— Не торопись, святая душа, — Степанов поднялся, прошелся по юрте, разминая затекшие ноги. — Я так же думал — до тех пор, пока не потерял свои рудники. Приехал комиссар с бабой из Якутска и в два счета взбудоражил рабочих, казалось, тихих да покорных… Теперь я здесь… Свидеться бы с тем комиссаром, живым бы сожрал!
— Степанов дельно говорит, — ламут сунул бусы за пазуху. — Не песцов идем ловить… Сумели чекисты в один край пройти, не погибли. И посты наши их проморгали… Но теперь деваться им некуда. Проводниками у них поедут наши люди. Чтобы в горячке проводников не подстрелить — они будут на белых оленях.
— Дело придумали! — поддержал Букан. — Умный ты!
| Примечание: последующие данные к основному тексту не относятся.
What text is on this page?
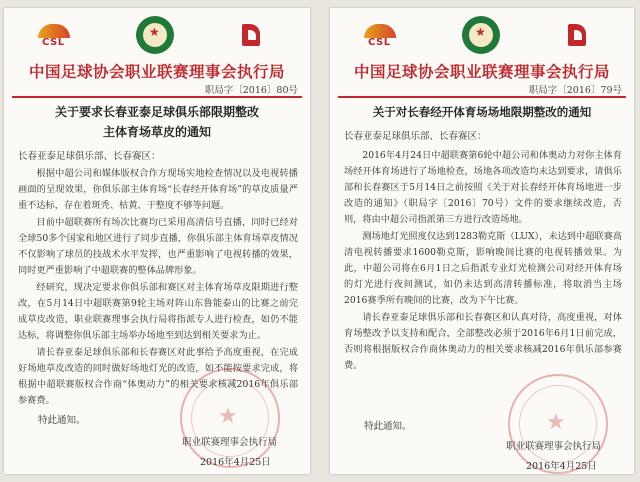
CSL
★
中国足球协会职业联赛理事会执行局
职局字〔2016〕80号
关于要求长春亚泰足球俱乐部限期整改
主体育场草皮的通知
长春亚泰足球俱乐部、长春赛区：

根据中超公司和媒体版权合作方现场实地检查情况以及电视转播画面的呈现效果，你俱乐部主体育场“长春经开体育场”的草皮质量严重不达标，存在着斑秃、枯黄、干整度不够等问题。

目前中超联赛所有场次比赛均已采用高清信号直播，同时已经对全球50多个国家和地区进行了同步直播，你俱乐部主体育场草皮情况不仅影响了球员的技战术水平发挥，也严重影响了电视转播的效果，同时更严重影响了中超联赛的整体品牌形象。

经研究，现决定要求你俱乐部和赛区对主体育场草皮限期进行整改，在5月14日中超联赛第9轮主场对阵山东鲁能泰山的比赛之前完成草皮改造，职业联赛理事会执行局将指派专人进行检查，如仍不能达标，将调整你俱乐部主场举办场地至到达到相关要求为止。

请长春亚泰足球俱乐部和长春赛区对此事给予高度重视，在完成好场地草皮改造的同时做好场地灯光的改造，如不能按要求完成，将根据中超联赛版权合作商“体奥动力”的相关要求核减2016年俱乐部参赛费。

特此通知。	★
职业联赛理事会执行局
2016年4月25日
CSL
★
中国足球协会职业联赛理事会执行局
职局字〔2016〕79号
关于对长春经开体育场场地限期整改的通知
长春亚泰足球俱乐部、长春赛区：

2016年4月24日中超联赛第6轮中超公司和体奥动力对你主体育场经开体育场进行了场地检查，场地各项改造均未达到要求，请俱乐部和长春赛区于5月14日之前按照《关于对长春经开体育场地进一步改造的通知》（职局字〔2016〕70号）文件的要求继续改造，否则，将由中超公司指派第三方进行改造场地。

测场地灯光照度仅达到1283勒克斯（LUX），未达到中超联赛高清电视转播要求1600勒克斯，影响晚间比赛的电视转播效果。为此，中超公司将在6月1日之后指派专业灯光检测公司对经开体育场的灯光进行夜间测试，如仍未达到高清转播标准，将取消当主场2016赛季所有晚间的比赛，改为下午比赛。

请长春亚泰足球俱乐部和长春赛区和认真对待，高度重视，对体育场整改予以支持和配合，全部整改必须于2016年6月1日前完成，否则将根据版权合作商体奥动力的相关要求核减2016年俱乐部参赛费。

特此通知。	★
职业联赛理事会执行局
2016年4月25日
Поселок рудника. Махорочный терпкий дым витал в избенке, утонувшей по самые окна в земле. Здесь разместилась оперативная группа чекистов. А гостями их были рудничные рабочие, пастухи, охотники.
Шутка ли, пройти восемьсот таежных верст зимой?! Миновать кордоны белых, обмануть бандитских прихлебателей и появиться здесь, во владениях новоявленного хозяина края полковника Бочкарева… Любопытство разбирало собравшихся.
Чекисты сидели за столом, на котором металось пламя жировки. Темно-русый, с овальным лицом — на нем выделялись смелые глаза — особо привлекал внимание: этого уже знали. В прошлом году, когда рудник еще работал, появился вдруг комиссар Василий Белянкин, русский по виду и привычкам человек, с женой — молодой остроглазой якуткой, добродушной хохотуньей. Несерьезно восприняли тогда рабочие затею Якутска, уполномочившего супружескую пару отобрать рудник у хозяина!
Не сразу пришел этот Белянкин к рабочим. Присматривался к людям. На охоту ходил вместе, в игрищах участвовал. А потом заявился безоружным и как со старыми знакомыми начал толковать, как говорится, за жизнь. Доподлинные слова его, наверное, забыли, но все помнят: говорил убедительно.
Тенью метался за уполномоченным хозяин рудника Степанов: искал случай расплатиться с комиссаром, но рабочие не дали ему совершить зло. По нраву пришелся им Василий, покорил простотой, смелостью. Кровопийце Степанову заявил: «Почему рабочие должны жить плохо, если могут жить лучше!»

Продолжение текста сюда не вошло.